Door dit gesprek krijgt u meer inzicht in wat er bij deze leerling speelt en met wie hij of zij omgaat. Vertrouw in de eerste plaats op de gespreksvaardigheden die u al bezit.

Wat kunt u bespreken?

Zijn er ook andere gebeurtenissen die mogelijk werken als triggerfactor in het radicaliseringsproces? Wat is zijn of haar wereldbeeld? Is de leerling gemakkelijk beïnvloedbaar?

Voer een open, begripvol, onbevooroordeeld en nieuwsgierig gesprek. Vermijd discussie als de leerling zijn ervaringen, idealen en/of denkbeelden uitspreekt. Ook benoemt u zorgen over mogelijke radicalisering niet in het gesprek.

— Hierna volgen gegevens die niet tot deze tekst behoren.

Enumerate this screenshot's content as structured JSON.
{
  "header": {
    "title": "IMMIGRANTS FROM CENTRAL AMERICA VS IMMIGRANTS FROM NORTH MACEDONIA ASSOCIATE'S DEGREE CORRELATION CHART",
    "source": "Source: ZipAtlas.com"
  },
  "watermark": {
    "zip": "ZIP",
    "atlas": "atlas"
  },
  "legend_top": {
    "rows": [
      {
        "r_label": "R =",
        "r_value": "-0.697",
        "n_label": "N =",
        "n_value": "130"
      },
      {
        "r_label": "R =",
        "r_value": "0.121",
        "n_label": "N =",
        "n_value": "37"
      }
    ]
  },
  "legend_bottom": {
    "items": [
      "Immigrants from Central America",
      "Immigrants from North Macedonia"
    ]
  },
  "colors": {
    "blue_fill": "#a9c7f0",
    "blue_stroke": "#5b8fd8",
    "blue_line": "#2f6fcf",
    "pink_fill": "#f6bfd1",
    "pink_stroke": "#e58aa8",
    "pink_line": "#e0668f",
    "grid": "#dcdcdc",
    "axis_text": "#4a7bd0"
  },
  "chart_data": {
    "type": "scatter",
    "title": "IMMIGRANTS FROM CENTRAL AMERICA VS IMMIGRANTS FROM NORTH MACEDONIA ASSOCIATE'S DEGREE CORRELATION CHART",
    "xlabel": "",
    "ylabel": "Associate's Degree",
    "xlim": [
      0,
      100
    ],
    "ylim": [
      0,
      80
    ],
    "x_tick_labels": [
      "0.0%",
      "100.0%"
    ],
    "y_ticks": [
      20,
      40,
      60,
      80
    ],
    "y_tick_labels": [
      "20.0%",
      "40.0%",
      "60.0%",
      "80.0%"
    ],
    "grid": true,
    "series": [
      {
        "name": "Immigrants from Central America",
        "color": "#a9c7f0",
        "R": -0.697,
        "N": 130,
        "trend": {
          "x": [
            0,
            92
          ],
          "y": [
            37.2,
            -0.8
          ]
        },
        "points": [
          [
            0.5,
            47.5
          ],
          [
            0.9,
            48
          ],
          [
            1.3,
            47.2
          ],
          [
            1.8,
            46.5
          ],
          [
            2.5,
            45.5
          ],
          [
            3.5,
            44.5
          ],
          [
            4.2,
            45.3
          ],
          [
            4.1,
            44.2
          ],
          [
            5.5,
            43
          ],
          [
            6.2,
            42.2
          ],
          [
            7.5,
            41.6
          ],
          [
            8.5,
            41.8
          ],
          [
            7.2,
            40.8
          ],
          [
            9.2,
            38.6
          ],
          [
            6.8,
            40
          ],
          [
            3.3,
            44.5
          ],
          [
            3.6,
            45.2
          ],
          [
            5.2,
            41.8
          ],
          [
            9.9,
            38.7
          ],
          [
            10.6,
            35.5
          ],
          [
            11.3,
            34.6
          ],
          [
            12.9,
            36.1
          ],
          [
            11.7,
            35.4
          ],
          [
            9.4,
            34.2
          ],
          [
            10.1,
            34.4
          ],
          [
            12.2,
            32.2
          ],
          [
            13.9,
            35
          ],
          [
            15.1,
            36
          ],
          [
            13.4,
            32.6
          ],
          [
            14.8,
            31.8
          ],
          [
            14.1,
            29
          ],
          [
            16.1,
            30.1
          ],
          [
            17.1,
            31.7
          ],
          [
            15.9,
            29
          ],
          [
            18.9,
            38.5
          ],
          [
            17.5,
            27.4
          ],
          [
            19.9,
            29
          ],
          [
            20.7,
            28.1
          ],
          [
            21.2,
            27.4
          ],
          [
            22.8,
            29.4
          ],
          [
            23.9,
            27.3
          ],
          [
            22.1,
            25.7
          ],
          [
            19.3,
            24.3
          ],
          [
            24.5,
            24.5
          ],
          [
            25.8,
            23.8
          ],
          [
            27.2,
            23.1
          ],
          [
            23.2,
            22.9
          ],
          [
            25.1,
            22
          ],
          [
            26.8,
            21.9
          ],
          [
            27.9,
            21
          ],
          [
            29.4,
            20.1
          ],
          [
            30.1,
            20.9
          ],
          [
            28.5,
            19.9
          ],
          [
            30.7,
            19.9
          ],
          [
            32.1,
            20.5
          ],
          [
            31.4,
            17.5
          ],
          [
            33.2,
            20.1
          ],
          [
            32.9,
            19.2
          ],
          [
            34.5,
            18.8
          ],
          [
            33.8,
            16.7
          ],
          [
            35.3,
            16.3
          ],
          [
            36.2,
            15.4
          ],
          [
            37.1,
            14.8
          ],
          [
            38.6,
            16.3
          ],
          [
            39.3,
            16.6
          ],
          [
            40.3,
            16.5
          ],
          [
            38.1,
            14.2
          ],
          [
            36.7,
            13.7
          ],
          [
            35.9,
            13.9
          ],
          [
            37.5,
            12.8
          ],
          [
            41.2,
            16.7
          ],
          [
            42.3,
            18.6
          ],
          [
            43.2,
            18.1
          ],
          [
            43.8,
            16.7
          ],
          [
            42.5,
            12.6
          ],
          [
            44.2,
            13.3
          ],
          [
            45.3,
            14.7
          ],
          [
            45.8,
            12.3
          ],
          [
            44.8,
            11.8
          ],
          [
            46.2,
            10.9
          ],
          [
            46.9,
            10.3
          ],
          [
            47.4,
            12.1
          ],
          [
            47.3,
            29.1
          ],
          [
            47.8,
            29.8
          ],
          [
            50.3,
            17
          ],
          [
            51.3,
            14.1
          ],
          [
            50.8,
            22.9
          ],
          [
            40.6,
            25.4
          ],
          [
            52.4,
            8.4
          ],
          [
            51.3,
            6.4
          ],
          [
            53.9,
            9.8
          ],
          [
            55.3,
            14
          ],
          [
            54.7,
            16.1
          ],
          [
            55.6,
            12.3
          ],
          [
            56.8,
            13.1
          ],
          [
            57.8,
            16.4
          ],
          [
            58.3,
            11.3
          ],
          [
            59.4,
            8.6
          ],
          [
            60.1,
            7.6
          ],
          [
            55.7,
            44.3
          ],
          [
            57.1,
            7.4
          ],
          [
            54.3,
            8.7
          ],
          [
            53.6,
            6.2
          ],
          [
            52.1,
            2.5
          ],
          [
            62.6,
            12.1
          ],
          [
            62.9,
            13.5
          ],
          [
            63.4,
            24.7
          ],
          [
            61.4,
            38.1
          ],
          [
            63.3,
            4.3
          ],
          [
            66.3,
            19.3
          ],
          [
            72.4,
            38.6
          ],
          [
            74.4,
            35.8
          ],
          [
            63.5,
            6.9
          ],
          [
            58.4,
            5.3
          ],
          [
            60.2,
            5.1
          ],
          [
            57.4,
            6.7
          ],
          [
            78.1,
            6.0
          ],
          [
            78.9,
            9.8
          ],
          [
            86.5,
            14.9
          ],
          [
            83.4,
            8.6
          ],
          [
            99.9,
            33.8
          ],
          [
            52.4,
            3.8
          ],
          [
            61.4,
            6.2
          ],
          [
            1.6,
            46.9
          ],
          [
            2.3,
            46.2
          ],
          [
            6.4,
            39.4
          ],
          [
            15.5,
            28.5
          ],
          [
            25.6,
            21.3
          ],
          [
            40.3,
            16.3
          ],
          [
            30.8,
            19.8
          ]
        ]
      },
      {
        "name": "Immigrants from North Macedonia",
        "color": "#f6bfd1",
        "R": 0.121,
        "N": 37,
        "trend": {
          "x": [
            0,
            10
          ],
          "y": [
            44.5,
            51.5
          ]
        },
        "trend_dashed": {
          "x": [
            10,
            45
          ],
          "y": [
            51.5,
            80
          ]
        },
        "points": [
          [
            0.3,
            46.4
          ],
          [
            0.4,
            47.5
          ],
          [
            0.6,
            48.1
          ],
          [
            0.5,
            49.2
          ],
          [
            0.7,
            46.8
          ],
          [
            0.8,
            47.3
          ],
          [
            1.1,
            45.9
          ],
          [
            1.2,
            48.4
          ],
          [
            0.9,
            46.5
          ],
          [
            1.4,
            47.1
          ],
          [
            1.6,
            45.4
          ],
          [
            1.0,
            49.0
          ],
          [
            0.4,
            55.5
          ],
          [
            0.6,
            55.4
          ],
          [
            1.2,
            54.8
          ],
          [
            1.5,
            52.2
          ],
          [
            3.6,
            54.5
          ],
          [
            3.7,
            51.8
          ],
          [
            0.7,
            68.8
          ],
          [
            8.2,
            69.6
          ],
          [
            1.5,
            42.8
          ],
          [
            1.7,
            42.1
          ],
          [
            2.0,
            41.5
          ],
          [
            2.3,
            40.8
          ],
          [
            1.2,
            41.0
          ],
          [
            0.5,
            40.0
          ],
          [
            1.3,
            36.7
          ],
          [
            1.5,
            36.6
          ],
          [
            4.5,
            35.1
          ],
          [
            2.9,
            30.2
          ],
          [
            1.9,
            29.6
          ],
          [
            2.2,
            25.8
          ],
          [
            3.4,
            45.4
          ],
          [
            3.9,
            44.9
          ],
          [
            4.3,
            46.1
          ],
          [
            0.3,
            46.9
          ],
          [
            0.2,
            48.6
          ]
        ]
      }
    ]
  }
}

Leg, afhankelijk van de situatie, contact met de ouders of iemand anders in de omgeving van de leerling. Informeer, voor zover uw inschatting van de dreiging voor de veiligheid van de leerling, zijn of haar omgeving en de samenleving dat toelaat, de leerling hierover zodat u het vertrouwen behoudt. Bij leerlingen vanaf zestien jaar geldt als hoofdregel dat de jongere toestemming moet geven om met de ouders over hem of haar te spreken.

Wat kunt u nog meer doen?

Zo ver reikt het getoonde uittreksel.